Diz-se que o homem começou a filosofar pelo assombro, assombrado diante da vida, de seu mistério. Guardadas as devidas proporções, o meu fascínio pelo teatro vem de um assombro, e este assombro veio quando, com 13 anos, vi, no Rio de Janeiro, em 1963, no Teatro Carlos Gomes, Minha Bela Dama (My fair lady), com Paulo Autran, na pele do Professor Higgins, Bibi Ferreira (Elisa), Jaime Costa (o pai desta). Como escrevi, no post abaixo, o pessoal de teatro achava muito difícil montar, no Brasil, My fair lady (que estava há dez anos em cartaz na Broadway com Julie Andrews e Rex Harrisson - e ninguém podia ir a Nova York sem ver My fair lady).

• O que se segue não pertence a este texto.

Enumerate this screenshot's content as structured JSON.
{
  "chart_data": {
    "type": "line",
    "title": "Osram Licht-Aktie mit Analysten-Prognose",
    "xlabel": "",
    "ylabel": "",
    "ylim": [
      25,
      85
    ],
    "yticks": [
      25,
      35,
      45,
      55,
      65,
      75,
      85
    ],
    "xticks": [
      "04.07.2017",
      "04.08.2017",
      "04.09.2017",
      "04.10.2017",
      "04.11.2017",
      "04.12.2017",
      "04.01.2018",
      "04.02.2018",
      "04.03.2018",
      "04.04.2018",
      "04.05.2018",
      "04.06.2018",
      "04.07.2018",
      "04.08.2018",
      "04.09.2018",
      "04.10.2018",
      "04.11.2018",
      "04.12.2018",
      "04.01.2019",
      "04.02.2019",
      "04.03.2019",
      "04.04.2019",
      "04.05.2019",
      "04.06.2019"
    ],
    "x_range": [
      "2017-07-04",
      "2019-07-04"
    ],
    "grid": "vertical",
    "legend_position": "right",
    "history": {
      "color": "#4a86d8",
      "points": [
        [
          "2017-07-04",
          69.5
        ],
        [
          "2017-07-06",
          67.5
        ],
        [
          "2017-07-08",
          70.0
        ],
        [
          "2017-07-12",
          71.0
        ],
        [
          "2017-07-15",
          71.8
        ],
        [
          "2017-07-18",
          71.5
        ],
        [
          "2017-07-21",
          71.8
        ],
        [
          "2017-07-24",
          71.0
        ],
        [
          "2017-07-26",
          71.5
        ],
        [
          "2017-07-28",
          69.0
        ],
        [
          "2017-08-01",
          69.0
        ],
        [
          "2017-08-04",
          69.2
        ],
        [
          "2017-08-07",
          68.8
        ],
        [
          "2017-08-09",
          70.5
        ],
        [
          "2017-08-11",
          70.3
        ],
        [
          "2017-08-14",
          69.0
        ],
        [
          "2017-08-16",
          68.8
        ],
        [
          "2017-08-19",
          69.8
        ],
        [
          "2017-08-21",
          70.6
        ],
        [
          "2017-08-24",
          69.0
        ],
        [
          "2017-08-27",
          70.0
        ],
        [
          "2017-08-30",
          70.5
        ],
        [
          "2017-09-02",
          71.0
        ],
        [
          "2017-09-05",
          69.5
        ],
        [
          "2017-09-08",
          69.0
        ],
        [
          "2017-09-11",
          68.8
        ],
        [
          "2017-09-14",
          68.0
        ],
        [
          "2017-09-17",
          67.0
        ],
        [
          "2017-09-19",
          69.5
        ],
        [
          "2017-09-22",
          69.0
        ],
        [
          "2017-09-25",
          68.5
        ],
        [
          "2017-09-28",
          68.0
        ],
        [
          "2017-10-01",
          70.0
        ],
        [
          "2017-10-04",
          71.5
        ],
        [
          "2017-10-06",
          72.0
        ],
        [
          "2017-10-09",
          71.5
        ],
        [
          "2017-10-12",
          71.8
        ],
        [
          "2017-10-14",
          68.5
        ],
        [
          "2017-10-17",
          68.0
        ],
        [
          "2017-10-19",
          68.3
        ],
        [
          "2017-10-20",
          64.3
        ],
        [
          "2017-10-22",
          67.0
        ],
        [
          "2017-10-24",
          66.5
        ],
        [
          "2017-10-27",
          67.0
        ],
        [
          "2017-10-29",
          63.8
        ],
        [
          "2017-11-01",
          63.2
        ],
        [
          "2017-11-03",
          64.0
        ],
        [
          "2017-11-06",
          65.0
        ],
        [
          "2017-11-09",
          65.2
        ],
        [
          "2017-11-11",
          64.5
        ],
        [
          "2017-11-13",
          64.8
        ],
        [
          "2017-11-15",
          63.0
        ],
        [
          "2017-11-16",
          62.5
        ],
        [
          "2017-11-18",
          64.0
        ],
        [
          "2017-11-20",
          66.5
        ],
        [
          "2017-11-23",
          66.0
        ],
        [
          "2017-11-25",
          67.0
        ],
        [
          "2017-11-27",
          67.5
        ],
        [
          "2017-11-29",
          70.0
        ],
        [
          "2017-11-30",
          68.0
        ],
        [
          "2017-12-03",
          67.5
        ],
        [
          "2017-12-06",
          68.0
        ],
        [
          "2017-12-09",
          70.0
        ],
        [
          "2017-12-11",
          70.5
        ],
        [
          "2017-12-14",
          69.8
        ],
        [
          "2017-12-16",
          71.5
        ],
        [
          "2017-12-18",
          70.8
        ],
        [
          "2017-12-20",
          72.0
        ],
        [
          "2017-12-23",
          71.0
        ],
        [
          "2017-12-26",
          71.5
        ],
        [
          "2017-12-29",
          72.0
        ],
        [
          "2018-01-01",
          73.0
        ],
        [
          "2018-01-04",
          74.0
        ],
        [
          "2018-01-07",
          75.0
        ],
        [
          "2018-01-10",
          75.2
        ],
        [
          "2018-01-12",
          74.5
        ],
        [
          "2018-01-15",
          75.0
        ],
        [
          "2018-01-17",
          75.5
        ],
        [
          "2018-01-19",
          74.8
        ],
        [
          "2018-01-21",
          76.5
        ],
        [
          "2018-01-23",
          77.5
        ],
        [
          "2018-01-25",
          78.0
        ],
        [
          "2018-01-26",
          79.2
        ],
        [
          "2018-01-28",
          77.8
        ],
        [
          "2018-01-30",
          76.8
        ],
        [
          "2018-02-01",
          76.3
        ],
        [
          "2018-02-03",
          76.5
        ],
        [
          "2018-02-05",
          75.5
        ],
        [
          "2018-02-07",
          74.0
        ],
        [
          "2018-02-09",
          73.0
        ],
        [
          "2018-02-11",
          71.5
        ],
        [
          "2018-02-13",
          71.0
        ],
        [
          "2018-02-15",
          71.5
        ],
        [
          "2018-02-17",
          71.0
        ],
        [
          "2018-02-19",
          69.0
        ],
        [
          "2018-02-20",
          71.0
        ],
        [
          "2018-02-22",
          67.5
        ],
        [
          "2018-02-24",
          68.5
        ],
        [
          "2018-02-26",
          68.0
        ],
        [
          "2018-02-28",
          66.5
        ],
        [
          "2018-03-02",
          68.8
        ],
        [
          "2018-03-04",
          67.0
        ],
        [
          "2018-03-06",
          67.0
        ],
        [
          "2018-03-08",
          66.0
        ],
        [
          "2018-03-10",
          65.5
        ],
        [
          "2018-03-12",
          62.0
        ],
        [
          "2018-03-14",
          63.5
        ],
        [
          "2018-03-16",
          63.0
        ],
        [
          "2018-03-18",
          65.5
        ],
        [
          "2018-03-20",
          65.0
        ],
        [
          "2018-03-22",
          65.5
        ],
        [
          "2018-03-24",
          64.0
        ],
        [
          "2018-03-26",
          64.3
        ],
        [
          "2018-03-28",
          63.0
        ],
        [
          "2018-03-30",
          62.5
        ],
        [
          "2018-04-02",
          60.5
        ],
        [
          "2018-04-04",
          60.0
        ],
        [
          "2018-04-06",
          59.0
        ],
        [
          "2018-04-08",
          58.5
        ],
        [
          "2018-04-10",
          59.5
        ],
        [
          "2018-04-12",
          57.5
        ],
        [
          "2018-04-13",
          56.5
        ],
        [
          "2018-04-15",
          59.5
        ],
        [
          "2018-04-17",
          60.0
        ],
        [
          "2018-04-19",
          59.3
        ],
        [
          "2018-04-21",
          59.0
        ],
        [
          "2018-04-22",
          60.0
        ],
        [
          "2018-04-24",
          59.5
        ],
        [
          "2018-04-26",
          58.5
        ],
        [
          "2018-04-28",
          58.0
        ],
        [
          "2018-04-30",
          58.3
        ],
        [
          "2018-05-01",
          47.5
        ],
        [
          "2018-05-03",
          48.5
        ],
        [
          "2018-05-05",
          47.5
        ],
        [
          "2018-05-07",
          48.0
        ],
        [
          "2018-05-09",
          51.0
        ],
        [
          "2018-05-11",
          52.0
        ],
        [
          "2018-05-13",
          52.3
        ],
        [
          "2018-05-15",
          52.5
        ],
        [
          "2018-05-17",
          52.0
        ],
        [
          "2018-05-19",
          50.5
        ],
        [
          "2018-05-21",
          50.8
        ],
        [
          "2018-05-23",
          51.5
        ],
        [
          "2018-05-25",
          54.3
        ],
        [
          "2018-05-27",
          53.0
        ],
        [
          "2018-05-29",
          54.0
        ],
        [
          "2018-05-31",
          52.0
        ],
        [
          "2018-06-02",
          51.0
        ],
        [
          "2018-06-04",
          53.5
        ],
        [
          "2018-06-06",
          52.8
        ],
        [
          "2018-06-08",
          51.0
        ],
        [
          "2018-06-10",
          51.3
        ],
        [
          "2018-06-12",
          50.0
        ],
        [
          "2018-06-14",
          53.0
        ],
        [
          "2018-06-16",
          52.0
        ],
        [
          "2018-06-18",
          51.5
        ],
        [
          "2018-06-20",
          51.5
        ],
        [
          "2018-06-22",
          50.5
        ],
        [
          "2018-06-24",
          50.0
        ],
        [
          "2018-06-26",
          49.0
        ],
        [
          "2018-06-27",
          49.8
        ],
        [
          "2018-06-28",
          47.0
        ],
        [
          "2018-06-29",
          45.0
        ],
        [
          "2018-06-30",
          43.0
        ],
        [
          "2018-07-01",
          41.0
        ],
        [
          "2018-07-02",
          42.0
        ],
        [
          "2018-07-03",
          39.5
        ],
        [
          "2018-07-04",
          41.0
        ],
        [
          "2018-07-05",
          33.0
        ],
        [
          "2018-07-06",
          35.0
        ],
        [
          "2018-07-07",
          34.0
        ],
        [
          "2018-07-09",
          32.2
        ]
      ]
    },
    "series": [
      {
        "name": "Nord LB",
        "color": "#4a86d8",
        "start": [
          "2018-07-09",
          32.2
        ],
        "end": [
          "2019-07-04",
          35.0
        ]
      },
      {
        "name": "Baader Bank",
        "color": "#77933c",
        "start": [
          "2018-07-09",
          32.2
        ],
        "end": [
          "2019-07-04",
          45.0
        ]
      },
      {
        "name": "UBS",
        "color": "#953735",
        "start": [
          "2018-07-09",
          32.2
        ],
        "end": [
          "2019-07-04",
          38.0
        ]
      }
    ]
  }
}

Mas havia um homem que se chamava Paulo Autran com a fleugma necessária para dar o tom exato ao personagem. Professor Higgins não é um personagem para qualquer magarefe metido a ator (como se está a ver hoje em dia em profusão). Há um baiano, Daniel Boaventura, que está, em São Paulo, a fazer Higgins. Boaventura tem physique de rôle, boa voz, mas nada posso dizer, pois não vi o espetáculo.
Paulo Autran trabalhou pouco em cinema. Mas seu grande papel foi sem dúvida em Terra em transe, de Glauber Rocha. Em cinema, era sempre meio teatral, empostado demais, mas Glauber soube lhe aproveitar a teatralidade, dando ao personagem a eloqüência requerida. Autran está magnífico neste que considero o melhor filme do cinema brasileiro, seguido de Deus e o diabo na terra do sol também do mesmo autor. Lembro de Autran no cinema em Uma pulga na balança, dos anos 50, de Luciano Salce, comédia simpática dirigida por um italiano que fora convidado por Franco Zampari para a consolidação da Vera Cruz. Em Mar corrente, cujo nome do diretor - estou batendo este post de memória - me esqueço agora, um filme de João Batista de Andrade sobre um militar velho que tem uma ficha corrida de torturas e barbaridades e, no fim da existência, faz uma espécie de revisão. Lembrei-me agora: O país dos tenentes. E Fogo e paixão, de uma dupla paulista, entre outros, evidentemente. Mas a sua glória cinematográfica, por assim dizer, foi em Terra em transe.
Descanse em paz, Professor Higgins!
2 comentários:
esse ano as perdas tão altas
Paulo Autran não era muito 'chegado' ao cinema, mas fez vários filmes. Esqueci no 'post' de muitos. O fato é que o melhor de todos foi realmente 'Terra em transe', de Glauber Rocha. Lembrei agora de um péssimo filme de Curitiba, no qual, inclusive, veio trabalhar, em fim de carreira, uma lenda do cinema, Anthony Quinn. Autran contracena com ele. E em 'O dia em que meus pais saíram de férias', belo filme de Cao Hamburger, que considero um dos melhores do cinema brasileiro do último decênio.